Inside, the museum’s greatest feature is the dome. Its mosaic tilework turns the former covered courtyard into a chamber of color and order, where firuze, or turquoise, works with dark blue and black to suggest depth, sky, and intellectual calm. The main eyvan, or vaulted hall open on one side, gives the interior its teaching focus. Beside it, the domed chamber associated with Celâleddin Karatay’s tomb brings the visitor back to the founder’s presence. The building therefore works on several levels at once: classroom, monument, burial memory, and museum gallery.
The collection deepens the architecture. Karatay Madrasa is famous for çini, glazed tilework, especially from the Anatolian Seljuk period. Its displays include tiles and ceramics from Seljuk and Ottoman contexts, plaster ornaments, tile plates, oil lamps, glass pieces, unglazed ceramics, and architectural fragments. The most important group for many visitors comes from Kubad-Abad Palace, the Seljuk royal summer residence near Lake Beyşehir. These finds connect the museum to courtly life outside Konya’s city center, where star-shaped and cross-form tiles once created richly patterned palace walls.

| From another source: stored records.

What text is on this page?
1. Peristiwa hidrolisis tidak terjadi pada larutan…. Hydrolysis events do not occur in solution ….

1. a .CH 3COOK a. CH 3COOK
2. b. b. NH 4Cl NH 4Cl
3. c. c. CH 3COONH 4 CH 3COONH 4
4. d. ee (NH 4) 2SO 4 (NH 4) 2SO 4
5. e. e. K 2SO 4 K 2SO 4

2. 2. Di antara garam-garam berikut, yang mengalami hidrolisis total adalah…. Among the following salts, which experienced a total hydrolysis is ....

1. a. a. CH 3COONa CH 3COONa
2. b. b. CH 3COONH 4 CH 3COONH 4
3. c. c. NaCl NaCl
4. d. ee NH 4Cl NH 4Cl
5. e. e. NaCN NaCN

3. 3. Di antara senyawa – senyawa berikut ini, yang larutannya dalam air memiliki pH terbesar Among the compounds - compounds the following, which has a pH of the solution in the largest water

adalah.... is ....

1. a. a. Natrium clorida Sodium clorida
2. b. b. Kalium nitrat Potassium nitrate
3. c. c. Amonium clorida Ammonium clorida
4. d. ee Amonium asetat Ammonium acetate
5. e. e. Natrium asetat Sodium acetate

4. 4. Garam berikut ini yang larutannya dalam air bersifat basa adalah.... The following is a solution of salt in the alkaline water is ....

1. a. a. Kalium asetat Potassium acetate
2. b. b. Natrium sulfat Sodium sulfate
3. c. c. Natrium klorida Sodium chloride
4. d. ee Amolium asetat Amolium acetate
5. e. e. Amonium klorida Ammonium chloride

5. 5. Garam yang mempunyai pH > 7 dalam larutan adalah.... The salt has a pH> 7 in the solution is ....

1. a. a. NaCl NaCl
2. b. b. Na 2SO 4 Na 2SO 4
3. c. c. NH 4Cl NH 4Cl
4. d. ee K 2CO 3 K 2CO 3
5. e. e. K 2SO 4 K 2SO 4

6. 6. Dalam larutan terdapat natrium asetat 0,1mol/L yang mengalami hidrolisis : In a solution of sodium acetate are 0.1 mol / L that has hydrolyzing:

The Kubad-Abad material changes the visitor’s understanding of Seljuk art. Religious architecture often emphasizes geometry, inscription, and sacred order, but palace tiles introduce a different world of courtly imagery, animals, birds, figures, vegetal patterns, and technical experimentation. Some pieces use underglaze decoration, where pigment sits beneath a transparent glaze, while others show the reflective effect of lustre technique. Displayed within a former madrasa, these palace fragments create a productive contrast between scholarly space and royal pleasure architecture.
Karatay Madrasa is also valuable because it belongs to a walkable museum cluster. Alaeddin Hill and Alaeddin Mosque stand nearby, while İnce Minareli Medrese offers a powerful comparison in Seljuk stone and wood carving. Mevlâna Museum, the Şems-i Tebrizi area, and Konya Archaeological Museum extend the route into Sufi heritage and broader Central Anatolian history. For visitors with limited time, Karatay Madrasa can be seen in 45 to 75 minutes. For those interested in inscriptions, tile technique, and spatial design, it rewards a slower visit of about 90 minutes.
The museum’s visitor experience is intimate. Protective glass, compact rooms, and small ceramic fragments require close looking, while the central hall invites visitors to pause and look upward before studying the display cases. It is not the right place for someone expecting a large archaeological museum with extensive galleries, but it is an essential stop for anyone asking what makes Seljuk Konya visually distinctive. Its strength lies in the unity of building and collection. Few museums explain their subject so directly: the visitor stands inside Seljuk tile architecture while studying the very ceramic traditions that made that architecture memorable.
Karatay Madrasa remains one of Konya’s most eloquent cultural sites because it compresses centuries of history into a human-scale visit. It speaks of medieval education, elite patronage, Islamic inscription, ceramic technology, Ottoman afterlife, modern restoration, and national heritage stewardship. Above all, it shows how the Seljuks used color as architecture. The turquoise dome, the solemn iwan, the founder’s tomb chamber, and the Kubad-Abad tiles make the museum more than a stop between larger monuments. They make it one of the best places in Türkiye to understand how Anatolian Seljuk art shaped space, memory, and beauty.